However, "all men" also includes citizens of the United States of America who are fed up with lax immigration laws and regulations that only perpetuate and encourage corporate greed, mainly the underpaying of "said" ethnic group in many of the jobs that help sustain this nation. If you've seen the documentary Food Inc., you'll know what I'm talking about. Not only do we as a nation face the outsourcing of jobs to other countries whose labor laws are unlike our own; and not only do we face the underpaying of illegal workers here in our own country. We come face to face with a large, clandestine network of systems secretly established to unlawfully "credential" many immigrants who are here illegally. That too is unjust.

In Jeremiah 22: 13, Jehovah declares, Sure to be judged is the king who builds his palace using injustice and treats people unfairly while adding its upper rooms. He makes his countrymen work for him for nothing. He does not pay them for their labor." Both illegal immigrants working here in America, outsourced laborers employed by U.S. companies in other countries, and unemployed or underemployed U. S. citizens who could benefit from some if not many of those jobs are hurt by the kinds of unjust labor practices that impact the immigration debate.

In the end, what is the goal of Arizona's new law: love, grace, and compassion or law for law's sake?

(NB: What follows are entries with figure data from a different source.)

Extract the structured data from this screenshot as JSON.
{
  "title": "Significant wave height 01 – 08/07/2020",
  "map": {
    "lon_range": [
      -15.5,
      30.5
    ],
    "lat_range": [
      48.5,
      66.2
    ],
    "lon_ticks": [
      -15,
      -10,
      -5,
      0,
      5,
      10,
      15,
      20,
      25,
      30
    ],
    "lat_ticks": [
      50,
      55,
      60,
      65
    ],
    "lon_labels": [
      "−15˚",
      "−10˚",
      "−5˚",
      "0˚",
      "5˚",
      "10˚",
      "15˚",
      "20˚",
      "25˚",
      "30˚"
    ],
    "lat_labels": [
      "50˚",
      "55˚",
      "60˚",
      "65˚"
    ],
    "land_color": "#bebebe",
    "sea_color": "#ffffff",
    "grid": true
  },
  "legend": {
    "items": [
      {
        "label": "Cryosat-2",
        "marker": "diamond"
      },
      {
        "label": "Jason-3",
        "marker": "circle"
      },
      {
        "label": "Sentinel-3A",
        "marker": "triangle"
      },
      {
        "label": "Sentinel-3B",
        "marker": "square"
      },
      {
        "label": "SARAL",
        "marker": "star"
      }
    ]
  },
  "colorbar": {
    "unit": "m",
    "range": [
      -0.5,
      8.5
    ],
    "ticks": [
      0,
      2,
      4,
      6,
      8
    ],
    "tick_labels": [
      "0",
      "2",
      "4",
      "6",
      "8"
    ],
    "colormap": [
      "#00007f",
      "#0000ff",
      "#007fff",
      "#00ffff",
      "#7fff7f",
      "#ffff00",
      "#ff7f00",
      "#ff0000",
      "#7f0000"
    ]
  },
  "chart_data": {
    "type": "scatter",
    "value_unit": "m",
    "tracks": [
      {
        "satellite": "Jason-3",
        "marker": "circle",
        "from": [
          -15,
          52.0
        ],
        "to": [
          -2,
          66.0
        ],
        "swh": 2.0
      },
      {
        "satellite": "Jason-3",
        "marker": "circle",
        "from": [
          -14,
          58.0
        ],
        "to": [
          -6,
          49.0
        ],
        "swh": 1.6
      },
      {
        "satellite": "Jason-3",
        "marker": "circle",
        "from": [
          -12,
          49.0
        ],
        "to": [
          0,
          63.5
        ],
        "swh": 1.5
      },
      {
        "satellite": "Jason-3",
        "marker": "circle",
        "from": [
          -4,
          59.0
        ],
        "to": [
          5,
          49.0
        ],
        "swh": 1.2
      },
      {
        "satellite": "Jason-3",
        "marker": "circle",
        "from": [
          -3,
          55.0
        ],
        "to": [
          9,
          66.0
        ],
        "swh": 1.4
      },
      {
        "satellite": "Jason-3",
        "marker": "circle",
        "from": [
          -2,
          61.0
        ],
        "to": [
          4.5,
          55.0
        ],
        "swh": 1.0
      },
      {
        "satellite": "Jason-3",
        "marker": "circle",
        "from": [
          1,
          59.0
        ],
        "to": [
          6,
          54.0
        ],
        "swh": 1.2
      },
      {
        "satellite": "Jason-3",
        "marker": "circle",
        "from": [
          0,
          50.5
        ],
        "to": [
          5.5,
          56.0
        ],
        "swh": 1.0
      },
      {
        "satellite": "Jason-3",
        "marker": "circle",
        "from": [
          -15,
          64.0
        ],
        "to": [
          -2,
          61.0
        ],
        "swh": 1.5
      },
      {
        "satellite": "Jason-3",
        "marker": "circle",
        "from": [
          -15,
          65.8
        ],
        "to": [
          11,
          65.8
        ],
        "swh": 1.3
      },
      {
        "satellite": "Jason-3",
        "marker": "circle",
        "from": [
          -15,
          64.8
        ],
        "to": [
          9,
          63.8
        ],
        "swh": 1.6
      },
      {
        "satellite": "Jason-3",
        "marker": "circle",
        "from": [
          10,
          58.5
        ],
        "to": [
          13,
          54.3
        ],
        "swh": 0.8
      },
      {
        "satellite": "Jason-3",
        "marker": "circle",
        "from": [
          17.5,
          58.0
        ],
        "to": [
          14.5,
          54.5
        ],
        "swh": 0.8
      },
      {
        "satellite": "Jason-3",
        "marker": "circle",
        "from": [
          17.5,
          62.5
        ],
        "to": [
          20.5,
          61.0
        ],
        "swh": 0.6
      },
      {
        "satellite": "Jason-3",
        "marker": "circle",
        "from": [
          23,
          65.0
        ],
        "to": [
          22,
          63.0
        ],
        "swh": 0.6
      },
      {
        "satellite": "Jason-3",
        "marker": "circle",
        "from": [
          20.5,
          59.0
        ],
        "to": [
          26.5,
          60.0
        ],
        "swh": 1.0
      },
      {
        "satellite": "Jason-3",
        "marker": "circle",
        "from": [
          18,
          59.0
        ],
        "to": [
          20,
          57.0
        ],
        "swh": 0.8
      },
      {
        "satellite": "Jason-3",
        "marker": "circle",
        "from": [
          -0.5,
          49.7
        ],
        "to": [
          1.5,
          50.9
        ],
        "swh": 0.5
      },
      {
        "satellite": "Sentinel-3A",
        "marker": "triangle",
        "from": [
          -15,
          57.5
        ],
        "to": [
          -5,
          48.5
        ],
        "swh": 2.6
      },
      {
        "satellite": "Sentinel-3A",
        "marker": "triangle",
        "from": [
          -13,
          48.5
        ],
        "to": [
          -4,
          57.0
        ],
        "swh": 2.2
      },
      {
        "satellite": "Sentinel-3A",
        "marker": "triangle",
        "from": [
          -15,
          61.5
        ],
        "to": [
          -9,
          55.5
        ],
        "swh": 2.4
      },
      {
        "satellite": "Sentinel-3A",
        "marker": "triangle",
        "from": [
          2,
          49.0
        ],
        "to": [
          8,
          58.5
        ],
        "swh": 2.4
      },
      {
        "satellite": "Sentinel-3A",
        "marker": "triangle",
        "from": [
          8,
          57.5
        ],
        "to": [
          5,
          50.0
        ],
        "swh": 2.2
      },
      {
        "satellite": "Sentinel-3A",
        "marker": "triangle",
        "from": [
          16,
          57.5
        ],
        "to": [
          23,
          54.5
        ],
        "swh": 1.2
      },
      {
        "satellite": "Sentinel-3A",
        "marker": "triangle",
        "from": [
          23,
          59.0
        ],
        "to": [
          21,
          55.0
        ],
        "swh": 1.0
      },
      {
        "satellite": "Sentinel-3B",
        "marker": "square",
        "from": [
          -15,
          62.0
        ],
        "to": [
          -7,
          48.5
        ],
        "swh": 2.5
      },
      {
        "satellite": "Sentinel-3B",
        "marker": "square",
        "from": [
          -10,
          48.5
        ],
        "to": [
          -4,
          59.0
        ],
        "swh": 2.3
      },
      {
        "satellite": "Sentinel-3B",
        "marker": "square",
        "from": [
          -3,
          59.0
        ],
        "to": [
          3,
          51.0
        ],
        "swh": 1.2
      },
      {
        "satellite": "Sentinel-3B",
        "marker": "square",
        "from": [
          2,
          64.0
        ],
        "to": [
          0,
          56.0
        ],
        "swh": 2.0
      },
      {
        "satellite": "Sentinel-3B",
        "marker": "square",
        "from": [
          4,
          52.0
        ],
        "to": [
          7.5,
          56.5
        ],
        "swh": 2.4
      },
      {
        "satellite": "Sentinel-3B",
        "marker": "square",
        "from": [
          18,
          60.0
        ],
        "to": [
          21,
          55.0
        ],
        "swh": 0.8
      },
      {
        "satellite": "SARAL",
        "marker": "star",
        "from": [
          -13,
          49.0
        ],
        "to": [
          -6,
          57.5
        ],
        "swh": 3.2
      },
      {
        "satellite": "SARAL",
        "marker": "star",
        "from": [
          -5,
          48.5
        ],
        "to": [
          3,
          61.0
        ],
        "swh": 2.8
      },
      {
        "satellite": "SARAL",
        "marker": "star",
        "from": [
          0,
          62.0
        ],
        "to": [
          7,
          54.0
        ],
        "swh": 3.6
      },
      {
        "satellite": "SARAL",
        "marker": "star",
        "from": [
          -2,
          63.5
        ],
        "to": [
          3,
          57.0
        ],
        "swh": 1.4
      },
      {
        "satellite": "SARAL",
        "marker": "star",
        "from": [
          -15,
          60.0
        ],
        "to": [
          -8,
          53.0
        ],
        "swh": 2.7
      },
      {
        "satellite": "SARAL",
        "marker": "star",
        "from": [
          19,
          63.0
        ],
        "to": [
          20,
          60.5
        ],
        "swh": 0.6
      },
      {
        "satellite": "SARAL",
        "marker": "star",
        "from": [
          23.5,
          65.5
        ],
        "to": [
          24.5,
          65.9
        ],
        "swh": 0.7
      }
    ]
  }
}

And to answer poster's question in the strand as it relates to pressuring the federal government into seriously tackling the immigration conundrum: I could see this valid perspective; to go as far as to pass a law that verges on Jim Crow, in a hope to seriously shine a spotlight on the impact of not seriously tackling the issue of immigration at all. The law will more than likely be get overturned by the courts.